My first memory of black beans showing up on my plate at breakfast was in Boise, Idaho in the summer of 2008. We were in Boise for a wedding, we traveled all the way for Minnesota to be there. It was very nice to get to meet up with the newlyweds for breakfast the morning after their wedding. I am not certain of the name of the restaurant that we went to, but it was downtown on the cool pedestrian-only street, it had a Southwestern vibe, and we sat outside on tall patio tables. If you might know the place I’m talking about, feel free to let me know. I don’t remember much about the meal, other than loving the black beans, and learning from the bride that a very good Eggs Benedict has a tinge of lemon in the hollandaise. For a vegetarian, breakfast is an easy meal out. There are tons of vegetarian options that are made easily by a typical meat and potatoes greasy spoon. The downside of breakfast is, because it is so easy to throw a veggie and cheese omelet on a menu and call it good, the average breakfast joint can run a little short on excitement for a vegetarian. Black beans for breakfast in Boise were a revelation to me. Over in England, I’ve eaten a traditional English Breakfast in which kidney beans are a crucial element, but probably because I live in the Midwest, black beans, or beans of any kind are not a frequent accompaniment to my toast and eggs. I thoroughly enjoyed them that morning in Boise.*
Back in Minnesota a few weeks later we went to the Mill City Café for breakfast. We don’t venture all over town to go out to eat as often as we did when we were newly dating with students’ schedules, and without the possession of a respectable kitchen. Even though Mill City Cafe is clear across the river and a ways North, we return to the Mill City Cafe now and then for sentimental reasons.** I was delighted to see black beans listed on the menu as a side dish. I ordered them and happily gobbled them up with the American Breakfast, giving the choice of bacon or sausage included with my entrée to Bjorn. After these two tasty introductions to beans for breakfast, I have been including black beans in our breakfasts at home whenever I have a hankering for them. They are a great vegetarian protein, and work especially well when you are heading toward the brunch hours, or when you have a taste for a savory breakfast, which I so often do.

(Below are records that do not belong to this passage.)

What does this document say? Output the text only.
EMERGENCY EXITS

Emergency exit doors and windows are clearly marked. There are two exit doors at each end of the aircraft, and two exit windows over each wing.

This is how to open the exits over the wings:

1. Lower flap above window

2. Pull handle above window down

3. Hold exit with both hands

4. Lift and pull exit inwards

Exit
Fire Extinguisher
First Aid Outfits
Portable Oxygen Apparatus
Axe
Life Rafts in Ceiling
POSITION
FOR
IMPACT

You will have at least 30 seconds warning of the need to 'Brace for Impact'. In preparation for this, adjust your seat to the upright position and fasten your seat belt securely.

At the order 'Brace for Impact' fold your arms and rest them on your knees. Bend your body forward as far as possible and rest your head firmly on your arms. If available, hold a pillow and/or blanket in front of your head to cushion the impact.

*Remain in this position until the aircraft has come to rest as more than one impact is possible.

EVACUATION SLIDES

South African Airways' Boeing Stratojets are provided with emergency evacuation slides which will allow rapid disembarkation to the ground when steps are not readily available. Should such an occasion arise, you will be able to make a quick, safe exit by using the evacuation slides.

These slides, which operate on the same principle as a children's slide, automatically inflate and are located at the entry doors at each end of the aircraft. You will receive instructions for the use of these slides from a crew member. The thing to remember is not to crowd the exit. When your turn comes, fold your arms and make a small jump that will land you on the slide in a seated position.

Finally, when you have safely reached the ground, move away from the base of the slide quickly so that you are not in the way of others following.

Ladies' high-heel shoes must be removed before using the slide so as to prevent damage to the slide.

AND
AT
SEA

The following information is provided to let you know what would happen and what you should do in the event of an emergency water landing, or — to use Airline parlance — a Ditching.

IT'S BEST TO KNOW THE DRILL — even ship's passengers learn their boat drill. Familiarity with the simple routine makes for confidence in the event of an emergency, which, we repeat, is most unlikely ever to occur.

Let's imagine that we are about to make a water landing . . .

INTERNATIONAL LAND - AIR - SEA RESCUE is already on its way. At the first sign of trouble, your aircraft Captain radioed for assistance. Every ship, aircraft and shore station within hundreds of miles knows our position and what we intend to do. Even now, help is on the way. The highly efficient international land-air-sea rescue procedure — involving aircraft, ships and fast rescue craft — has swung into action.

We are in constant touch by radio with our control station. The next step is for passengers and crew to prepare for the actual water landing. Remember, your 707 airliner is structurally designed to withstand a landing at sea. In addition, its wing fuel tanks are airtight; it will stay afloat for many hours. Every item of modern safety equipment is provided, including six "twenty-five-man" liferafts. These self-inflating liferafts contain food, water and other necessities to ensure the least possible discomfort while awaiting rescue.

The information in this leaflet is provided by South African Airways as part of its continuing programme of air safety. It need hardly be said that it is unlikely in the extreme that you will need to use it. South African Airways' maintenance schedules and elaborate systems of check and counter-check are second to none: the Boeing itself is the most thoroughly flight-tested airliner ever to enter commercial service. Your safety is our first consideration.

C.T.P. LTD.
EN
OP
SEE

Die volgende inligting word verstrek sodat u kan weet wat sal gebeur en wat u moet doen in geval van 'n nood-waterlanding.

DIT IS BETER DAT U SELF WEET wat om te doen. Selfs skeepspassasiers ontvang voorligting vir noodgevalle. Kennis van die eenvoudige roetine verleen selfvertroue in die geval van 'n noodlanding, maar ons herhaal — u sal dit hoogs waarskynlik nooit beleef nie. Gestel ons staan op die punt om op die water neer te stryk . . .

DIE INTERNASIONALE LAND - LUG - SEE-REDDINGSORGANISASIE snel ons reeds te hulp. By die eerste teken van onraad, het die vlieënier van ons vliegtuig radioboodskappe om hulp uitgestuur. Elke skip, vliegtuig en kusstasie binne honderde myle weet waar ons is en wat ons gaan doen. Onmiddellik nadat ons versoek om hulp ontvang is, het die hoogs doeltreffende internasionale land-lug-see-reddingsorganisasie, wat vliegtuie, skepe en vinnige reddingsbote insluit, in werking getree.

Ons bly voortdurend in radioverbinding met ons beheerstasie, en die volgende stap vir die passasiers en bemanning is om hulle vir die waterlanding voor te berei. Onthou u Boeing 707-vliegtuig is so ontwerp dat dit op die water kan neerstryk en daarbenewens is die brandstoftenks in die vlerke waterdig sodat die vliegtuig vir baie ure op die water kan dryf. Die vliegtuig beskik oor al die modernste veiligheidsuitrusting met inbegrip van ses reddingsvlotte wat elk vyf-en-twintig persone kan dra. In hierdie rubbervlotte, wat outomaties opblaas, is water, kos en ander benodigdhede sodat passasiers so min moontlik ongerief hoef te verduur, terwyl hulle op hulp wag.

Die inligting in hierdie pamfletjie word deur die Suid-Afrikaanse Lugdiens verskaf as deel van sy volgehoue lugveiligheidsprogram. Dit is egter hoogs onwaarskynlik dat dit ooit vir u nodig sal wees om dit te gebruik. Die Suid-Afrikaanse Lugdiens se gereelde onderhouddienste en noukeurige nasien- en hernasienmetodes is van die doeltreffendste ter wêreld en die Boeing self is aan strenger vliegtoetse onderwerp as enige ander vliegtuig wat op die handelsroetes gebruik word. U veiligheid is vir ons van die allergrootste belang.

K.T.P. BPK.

Black Bean Hash is simple, especially when you start with leftover potatoes, which is the only way potatoes make it to the breakfast table in my house. I start by frying some diced onions in a little olive oil, depending on my mood, I toss in a little minced garlic, then I add potatoes which are chopped into cubes if they weren’t already cubed in their previous incarnation. I use canned beans. I think about switching to dry beans because there are so many good reasons to use them, but so far I haven’t made the move. My holdup is, takes too long to soak them, and doesn’t work well for me because I like to make last-minute decisions about a meal. I drain and rinse the beans, add some corn that is either thawed frozen corn, or fresh corn cut off the cob***. I usually add some chili pepper flakes, and dump in some salsa to pull it all together. In another pan I started some water to simmer to poach eggs. I was in the mood for a poached egg for this meal, but the egg would be just as good or better fried, or baked directly in the hash in the oven.
One my favorite things about Southwestern and Mexican cooking is all of the delicious accompaniments that these cuisines invite. Today, I sliced some avocado, and doused it with a lime juice to keep it fresh and bright, and sprinkled it with sea salt, cracked pepper and some chopped fresh dill from the garden. I also fried some tortillas to add the lovely, salty crunchy carbohydrate to the meal. To prepare the tortillas, I sliced them into strips and fried them in a little oil, and then dusted them with some spicy seasonings and a little salt and a squeeze of lime juice to help the seasonings adhere. Finally, and most importantly for my Tex-Mex accompaniments: cheese and hot sauce. I keep several different brands of sauce on hand, and today, I also had some mild and slightly salty Cotija cheese to crumble over the hash. This meal is quick to make as long as you use leftover potatoes, and it is hearty enough to satisfy for hours. It is a great weekend breakfast or brunch, but would work equally well for dinner at night.
*Boise is pronounced Boyseee by the locals, FYI.
**We’ve seen a few of our favorite local bands play at the Mill City Café over the years, and we had a very nice Valentine’s Day prix fixe multi-course dinner there on our second Valentines Day together.
***The addition of corn to the beans is a combination that provides an essential Amino Acid. This is important for me as a vegetarian or any person whose diet is light on meat who needs to try a little bit harder to make sure their diet includes the essential combinations of nutrients. Bodies cannot produce essential amino acids on their own, and need them to synthesize proteins.